School of Computer Science and Technology, Shandong University of Finance and Economics, Jinan, China.
School of Information Science and Technology, Linyi University, Linyi, China.
Sci Data. 2024 Jul 27;11(1):824. doi: 10.1038/s41597-024-03658-6.

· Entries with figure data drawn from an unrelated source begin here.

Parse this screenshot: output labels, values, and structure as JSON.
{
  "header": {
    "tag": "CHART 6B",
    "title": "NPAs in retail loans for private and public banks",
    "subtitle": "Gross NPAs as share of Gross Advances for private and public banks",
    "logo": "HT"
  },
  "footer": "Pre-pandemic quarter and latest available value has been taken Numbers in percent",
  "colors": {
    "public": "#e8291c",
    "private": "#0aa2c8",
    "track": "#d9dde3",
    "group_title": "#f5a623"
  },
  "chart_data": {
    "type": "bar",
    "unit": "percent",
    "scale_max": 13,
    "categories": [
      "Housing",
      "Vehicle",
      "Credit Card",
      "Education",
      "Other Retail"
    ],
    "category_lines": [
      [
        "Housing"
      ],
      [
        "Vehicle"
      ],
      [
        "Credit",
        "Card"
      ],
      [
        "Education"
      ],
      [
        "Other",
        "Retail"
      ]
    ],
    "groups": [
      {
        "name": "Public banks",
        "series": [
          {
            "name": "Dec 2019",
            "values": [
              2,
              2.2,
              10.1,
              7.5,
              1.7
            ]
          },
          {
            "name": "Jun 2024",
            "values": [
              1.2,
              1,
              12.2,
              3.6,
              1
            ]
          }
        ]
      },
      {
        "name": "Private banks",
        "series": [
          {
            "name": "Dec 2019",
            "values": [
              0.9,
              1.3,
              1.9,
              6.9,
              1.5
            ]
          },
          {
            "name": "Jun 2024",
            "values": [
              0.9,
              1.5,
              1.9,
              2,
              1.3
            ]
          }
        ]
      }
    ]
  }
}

Recently, Computer-Aided Diagnosis (CAD) systems have emerged as indispensable tools in clinical diagnostic workflows, significantly alleviating the burden on radiologists. Nevertheless, despite their integration into clinical settings, CAD systems encounter limitations. Specifically, while CAD systems can achieve high performance in the detection of lung nodules, they face challenges in accurately predicting multiple cancer types. This limitation can be attributed to the scarcity of publicly available datasets annotated with expert-level cancer type information. This research aims to bridge this gap by providing publicly accessible datasets and reliable tools for medical diagnosis, facilitating a finer categorization of different types of lung diseases so as to offer precise treatment recommendations. To achieve this objective, we curated a diverse dataset of lung Computed Tomography (CT) images, comprising 330 annotated nodules (nodules are labeled as bounding boxes) from 95 distinct patients. The quality of the dataset was evaluated using a variety of classical classification and detection models, and these promising results demonstrate that the dataset has a feasible application and further facilitate intelligent auxiliary diagnosis.
最近,计算机辅助诊断(CAD)系统已经成为临床诊断工作流程中不可或缺的工具,大大减轻了放射科医生的负担。然而,尽管 CAD 系统已经集成到临床环境中,但它们仍存在局限性。具体来说,虽然 CAD 系统在检测肺结节方面可以达到很高的性能,但它们在准确预测多种癌症类型方面面临挑战。这种局限性可以归因于缺乏具有专家级癌症类型信息注释的公开可用数据集。本研究旨在通过提供公开可用的数据集和可靠的医疗诊断工具来弥合这一差距,以便更精细地对不同类型的肺部疾病进行分类,从而提供精确的治疗建议。为了实现这一目标,我们整理了一个包含 95 名不同患者的 330 个注释结节(结节用边界框标记)的肺部 CT 图像的多样化数据集。我们使用各种经典的分类和检测模型评估了数据集的质量,这些有前途的结果表明该数据集具有可行的应用,并进一步促进了智能辅助诊断。